Michelle Tuxford is the Yorkshire and Humber Committee Secretary for the Association of Building Engineers (ABE), which has been promoting excellence in the industry since 1925.
Construction Magazine: What does the ABE do and whom does it represent?
Michelle Tuxford: The ABE is a professional, member-focused association. Our aim is to give members assistance in their life-long learning and give them the opportunity to work towards achieving a professionally recognised qualification. We offer a broad spectrum of training courses, from Structural Design to Sustainability, from half-day CPD events to degree level qualifications.
Membership is open to professional individuals working in the built environment such as surveyors, architects, architectural technologists, building maintenance engineers. It’s really quite a broad scope of professionals.
CM: How important is the role of the ABE within the construction industry?

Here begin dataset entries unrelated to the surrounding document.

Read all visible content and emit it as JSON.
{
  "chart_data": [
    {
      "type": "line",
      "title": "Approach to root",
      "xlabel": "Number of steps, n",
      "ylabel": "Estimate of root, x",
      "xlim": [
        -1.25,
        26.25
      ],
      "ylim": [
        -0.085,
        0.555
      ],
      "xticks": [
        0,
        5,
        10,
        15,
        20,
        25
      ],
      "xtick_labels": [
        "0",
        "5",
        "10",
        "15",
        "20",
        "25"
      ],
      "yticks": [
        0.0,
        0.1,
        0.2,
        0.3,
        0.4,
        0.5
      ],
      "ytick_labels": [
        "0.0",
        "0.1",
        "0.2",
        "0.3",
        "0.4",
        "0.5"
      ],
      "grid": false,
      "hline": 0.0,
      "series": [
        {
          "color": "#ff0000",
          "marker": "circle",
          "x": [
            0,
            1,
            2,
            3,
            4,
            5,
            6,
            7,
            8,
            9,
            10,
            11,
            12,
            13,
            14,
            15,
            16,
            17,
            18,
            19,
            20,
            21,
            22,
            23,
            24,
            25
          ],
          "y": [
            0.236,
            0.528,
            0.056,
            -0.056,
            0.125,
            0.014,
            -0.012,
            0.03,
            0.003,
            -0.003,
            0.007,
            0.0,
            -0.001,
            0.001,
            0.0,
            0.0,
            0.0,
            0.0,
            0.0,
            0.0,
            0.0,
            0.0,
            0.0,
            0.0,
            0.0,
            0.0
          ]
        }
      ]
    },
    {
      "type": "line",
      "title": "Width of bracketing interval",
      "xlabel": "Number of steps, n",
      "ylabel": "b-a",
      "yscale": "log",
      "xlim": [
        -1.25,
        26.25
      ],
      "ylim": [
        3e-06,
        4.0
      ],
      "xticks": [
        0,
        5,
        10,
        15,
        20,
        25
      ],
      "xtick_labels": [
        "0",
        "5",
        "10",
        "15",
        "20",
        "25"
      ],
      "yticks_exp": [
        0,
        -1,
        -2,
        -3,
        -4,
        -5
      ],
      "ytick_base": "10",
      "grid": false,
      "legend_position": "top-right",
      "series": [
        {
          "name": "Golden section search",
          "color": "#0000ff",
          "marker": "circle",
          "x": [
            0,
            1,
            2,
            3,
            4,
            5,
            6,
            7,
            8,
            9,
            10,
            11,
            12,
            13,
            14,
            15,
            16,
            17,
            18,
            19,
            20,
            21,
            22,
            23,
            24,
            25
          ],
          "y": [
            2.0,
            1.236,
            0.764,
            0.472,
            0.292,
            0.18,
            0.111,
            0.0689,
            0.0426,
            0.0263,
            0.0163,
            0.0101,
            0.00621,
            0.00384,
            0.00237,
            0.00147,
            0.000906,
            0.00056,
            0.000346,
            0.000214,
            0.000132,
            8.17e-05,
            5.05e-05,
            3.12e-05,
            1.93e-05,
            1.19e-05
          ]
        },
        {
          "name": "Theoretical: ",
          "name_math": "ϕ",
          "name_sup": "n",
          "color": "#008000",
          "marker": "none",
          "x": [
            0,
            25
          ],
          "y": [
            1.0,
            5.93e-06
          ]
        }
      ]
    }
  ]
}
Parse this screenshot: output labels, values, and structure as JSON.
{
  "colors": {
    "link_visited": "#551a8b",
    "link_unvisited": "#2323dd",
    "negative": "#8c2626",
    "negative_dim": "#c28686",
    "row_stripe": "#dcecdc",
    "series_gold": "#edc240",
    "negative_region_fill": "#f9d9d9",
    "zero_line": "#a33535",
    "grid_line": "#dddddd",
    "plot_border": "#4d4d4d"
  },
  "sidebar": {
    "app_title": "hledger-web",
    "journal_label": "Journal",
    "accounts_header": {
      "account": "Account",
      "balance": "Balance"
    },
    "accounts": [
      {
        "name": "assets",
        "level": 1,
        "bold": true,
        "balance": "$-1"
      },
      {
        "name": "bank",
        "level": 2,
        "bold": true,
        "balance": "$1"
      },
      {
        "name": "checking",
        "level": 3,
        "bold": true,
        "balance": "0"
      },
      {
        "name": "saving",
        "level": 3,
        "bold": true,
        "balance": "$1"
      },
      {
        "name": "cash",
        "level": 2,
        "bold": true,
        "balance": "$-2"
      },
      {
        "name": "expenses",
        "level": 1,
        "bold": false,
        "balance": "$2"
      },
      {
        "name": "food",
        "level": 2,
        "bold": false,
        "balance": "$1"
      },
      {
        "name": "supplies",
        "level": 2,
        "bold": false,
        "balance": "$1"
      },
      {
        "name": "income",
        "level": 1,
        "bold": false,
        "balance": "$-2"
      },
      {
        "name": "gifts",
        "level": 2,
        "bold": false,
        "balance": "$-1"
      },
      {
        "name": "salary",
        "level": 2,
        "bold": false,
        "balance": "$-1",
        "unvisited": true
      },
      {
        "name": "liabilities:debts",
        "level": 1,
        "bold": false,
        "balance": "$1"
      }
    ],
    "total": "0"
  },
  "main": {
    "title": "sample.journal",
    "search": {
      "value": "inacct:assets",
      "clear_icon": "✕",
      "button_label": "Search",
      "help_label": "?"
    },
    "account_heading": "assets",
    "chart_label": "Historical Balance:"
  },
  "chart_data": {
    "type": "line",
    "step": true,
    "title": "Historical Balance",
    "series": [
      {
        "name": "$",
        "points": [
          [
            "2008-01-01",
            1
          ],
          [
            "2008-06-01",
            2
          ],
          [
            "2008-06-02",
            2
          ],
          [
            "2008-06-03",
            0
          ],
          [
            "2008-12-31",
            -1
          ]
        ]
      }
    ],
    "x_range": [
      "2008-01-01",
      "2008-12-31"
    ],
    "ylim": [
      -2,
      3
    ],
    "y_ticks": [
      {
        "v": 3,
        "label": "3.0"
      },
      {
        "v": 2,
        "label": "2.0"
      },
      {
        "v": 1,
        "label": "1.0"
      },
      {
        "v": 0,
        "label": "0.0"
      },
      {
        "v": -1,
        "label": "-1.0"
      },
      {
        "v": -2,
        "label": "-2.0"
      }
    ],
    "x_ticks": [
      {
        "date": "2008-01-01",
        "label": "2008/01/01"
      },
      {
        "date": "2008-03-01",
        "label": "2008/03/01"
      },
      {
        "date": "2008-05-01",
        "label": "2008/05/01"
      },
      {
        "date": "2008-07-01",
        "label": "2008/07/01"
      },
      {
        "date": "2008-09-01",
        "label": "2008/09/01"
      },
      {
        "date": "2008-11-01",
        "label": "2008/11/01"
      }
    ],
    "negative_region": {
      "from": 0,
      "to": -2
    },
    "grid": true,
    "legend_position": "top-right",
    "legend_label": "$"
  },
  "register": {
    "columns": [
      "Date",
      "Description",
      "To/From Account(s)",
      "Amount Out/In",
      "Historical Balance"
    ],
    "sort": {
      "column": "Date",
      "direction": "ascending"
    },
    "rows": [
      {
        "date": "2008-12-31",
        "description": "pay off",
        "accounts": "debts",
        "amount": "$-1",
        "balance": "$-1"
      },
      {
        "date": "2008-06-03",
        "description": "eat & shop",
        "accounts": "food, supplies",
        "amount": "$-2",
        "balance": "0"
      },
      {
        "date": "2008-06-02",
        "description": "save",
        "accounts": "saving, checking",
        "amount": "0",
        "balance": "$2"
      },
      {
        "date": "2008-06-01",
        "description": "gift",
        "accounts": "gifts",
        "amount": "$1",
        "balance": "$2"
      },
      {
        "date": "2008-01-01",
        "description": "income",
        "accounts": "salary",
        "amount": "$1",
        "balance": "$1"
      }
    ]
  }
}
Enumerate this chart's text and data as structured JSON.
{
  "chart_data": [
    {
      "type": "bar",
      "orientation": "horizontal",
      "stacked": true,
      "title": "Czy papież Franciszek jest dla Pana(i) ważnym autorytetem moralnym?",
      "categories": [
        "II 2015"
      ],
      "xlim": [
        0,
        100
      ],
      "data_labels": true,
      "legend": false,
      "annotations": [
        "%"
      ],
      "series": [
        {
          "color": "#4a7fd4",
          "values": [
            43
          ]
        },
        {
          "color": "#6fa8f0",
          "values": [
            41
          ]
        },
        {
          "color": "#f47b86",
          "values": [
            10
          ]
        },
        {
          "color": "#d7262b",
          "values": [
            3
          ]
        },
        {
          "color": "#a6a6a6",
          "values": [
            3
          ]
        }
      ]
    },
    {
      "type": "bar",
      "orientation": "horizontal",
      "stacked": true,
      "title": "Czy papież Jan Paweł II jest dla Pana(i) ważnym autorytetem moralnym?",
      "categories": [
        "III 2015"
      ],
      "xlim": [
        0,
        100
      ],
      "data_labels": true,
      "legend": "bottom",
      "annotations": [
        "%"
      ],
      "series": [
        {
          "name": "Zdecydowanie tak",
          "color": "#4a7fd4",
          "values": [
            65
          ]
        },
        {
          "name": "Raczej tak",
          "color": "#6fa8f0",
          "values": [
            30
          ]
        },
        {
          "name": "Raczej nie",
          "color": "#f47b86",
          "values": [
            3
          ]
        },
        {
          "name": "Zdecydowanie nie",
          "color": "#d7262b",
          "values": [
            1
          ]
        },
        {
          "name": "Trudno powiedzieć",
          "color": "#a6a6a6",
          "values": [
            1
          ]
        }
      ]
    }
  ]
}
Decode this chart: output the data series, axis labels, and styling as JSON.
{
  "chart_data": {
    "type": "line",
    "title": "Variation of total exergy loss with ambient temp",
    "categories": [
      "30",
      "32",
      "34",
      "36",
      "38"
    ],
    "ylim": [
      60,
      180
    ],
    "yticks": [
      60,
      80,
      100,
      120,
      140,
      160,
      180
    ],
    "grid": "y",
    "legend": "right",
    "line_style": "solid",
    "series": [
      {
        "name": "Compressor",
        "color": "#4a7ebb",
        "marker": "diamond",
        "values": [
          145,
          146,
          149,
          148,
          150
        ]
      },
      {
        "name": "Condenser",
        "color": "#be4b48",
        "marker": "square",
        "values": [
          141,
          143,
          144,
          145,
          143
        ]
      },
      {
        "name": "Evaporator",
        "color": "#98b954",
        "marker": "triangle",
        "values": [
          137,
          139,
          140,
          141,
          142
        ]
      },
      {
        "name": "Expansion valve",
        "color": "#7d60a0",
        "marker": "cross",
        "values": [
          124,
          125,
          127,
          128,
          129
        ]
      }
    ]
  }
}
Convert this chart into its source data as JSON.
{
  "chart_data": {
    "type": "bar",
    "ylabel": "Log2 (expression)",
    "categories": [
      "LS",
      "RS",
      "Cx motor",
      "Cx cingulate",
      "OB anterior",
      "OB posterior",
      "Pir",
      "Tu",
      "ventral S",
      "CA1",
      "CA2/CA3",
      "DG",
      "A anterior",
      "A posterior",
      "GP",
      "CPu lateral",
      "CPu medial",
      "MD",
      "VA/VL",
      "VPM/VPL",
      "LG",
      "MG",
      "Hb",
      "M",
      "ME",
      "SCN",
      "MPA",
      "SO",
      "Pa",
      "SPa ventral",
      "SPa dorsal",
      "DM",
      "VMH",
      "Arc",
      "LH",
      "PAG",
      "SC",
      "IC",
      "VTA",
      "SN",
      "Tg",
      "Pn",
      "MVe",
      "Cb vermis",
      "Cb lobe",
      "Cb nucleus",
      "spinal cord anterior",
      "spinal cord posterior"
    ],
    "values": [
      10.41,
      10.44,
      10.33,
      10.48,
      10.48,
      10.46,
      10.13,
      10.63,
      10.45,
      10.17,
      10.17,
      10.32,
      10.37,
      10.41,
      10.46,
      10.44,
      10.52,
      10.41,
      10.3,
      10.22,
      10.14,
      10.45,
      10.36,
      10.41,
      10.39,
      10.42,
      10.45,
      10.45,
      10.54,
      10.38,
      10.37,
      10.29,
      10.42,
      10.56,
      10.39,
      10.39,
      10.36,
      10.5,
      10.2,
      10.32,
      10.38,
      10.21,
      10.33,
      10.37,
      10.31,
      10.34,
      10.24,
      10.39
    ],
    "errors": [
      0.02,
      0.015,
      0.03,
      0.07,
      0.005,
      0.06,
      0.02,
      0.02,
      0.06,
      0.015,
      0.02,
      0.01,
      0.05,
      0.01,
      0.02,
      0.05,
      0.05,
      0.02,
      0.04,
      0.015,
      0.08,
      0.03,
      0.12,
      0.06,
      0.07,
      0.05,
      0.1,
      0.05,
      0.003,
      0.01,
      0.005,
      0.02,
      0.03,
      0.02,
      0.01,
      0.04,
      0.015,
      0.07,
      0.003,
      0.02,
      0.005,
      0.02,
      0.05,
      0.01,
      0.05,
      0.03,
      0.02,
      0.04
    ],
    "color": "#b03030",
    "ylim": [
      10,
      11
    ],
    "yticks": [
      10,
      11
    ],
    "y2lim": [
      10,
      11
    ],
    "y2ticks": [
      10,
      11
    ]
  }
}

MT: The building industry is constantly evolving so members need to keep abreast of changes and that is what we aim to do. Learning and development are key to career progression and are becoming increasingly important in what is a very competitive industry. We provide a prospectus of training courses which members can take part in and learn new skills, enhance their professional development and drive their career forward.
CM: How does the association organise itself?
MT: In the UK the association is made up of 11 regional committees. In the Yorkshire committee we have quite a strong membership and we host CPD events along with technical visits for our members. We try and put on social events, but they’re not as popular with members who are more interested in the professional side of the association. The ABE hosts a national conference organised by the association HQ in Northampton annual. Around the world we have 5,788 members in 50 countries.
CM: The current economic situation aside, what would be the main challenges facing your membership today?
MT: I think the biggest challenge at the moment is the issue of Intelligent Modelling. Most of us have been using AutoCAD for the past 10-15 years, but the industry is now moving away from that system towards Intelligent Modelling. That’s a big challenge for the industry to keep up with the move, which is happening quite quickly.